The tort of “conversion” is in essence a civil claim for “stealing.” Over the years, many a plaintiff’s counsel has tried to claim that unpaid wages are “converted” – stolen – by the employer, so that the tort of conversion is available. But why, Greggy, why? After all, there’s the Labor Code, and PAGA, and all those other penalties! Sure, but if the plaintiff can prove “conversion,” she can pursue compensatory damages, like for emotional distress, and maybe even punitive damages. Oh, that’s why!
Well, the California Supreme Court finally has weighed in on the subject, in a 5-2 ruling, styled Voris v. Lampert, opinion (here). The Court decided that there is no tort of conversion available for unpaid wage claims, for which there are many other available remedies, as everyone knows.
As background, Voris worked on a number of start-up businesses with Lampert. But Voris claimed many of the new businesses did not pay him, and sued a number of the entities for breach of contract, and statutory unpaid wages claims. But Voris had trouble collecting from the employers themselves, because these companies had gone out of business. So, Voris sued Lampert, personally, hoping to recover damages for conversion. I have spared you a long procedural and appellate history, which you can review in the opinion.
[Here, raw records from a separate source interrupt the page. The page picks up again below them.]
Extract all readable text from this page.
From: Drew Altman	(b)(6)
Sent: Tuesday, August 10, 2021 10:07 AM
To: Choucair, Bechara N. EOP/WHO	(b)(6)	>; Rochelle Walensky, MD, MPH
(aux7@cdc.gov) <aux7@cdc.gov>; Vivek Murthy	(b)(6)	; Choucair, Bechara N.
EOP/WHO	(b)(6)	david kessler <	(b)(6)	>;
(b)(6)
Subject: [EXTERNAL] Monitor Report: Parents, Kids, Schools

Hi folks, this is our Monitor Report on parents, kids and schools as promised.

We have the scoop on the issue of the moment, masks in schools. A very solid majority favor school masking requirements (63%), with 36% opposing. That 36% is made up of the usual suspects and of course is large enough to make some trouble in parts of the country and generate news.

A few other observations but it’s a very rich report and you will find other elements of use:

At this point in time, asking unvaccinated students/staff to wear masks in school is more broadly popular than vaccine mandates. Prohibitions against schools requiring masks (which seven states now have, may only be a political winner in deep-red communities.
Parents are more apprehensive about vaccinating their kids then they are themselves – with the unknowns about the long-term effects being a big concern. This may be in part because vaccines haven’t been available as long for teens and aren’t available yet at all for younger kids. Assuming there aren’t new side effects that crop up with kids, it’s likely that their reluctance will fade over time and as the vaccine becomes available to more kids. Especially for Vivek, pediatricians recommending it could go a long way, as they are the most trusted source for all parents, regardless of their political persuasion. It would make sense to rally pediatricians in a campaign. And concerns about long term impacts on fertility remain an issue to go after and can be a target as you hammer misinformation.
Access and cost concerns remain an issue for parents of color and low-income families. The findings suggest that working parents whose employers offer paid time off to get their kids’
Some of you may wonder, hey, why isn’t an employer’s failure to pay an employee’s wages the same as stealing or conversion? Well, the Court explained that in some detail. Mainly, the employment relationship is contractual, and the obligation to pay wages is a debt. The employer’s failure to pay the wages is a breach of the contractual relationship, for which contract remedies are available, as well as the Labor Code’s many statutory remedies. In addition, the Court explained what the tort of “conversion” is about and how it originated. It usually means that a party has a specific item or sum that it refuses to give to the rightful owner. Wages are not really in that category, as the court explained.
The employee’s claim is not that the employer has wrongfully exercised dominion over a specifically identifiable pot of money that already belongs to the employee—in other words, the sort of wrong that conversion is designed to remedy. ***
the employee’s claim is that the employer failed to reach into its own funds to satisfy its debt. Indeed, in some cases of wage nonpayment, the monies out of which employees would be paid may never have existed in the first place. Take, for example, a failed start-up that generates no income and thus finds itself unable to pay its employees. Because the business accounts are empty, there would not be any identifiable monies for the employer to convert.
Besides shutting the door on conversion claims, this case is an excellent resource for those of you needing a list of all the various ways that employees may enforce their right to unpaid wages. Discussing why a conversion claim is completely unnecessary, the Court goes on for pages explaining the many causes of action, civil and criminal remedies, expanded liability theories, and forums employees have to assert wage and hour claims.
Again, this is Voris v. Lampert and the opinion is here.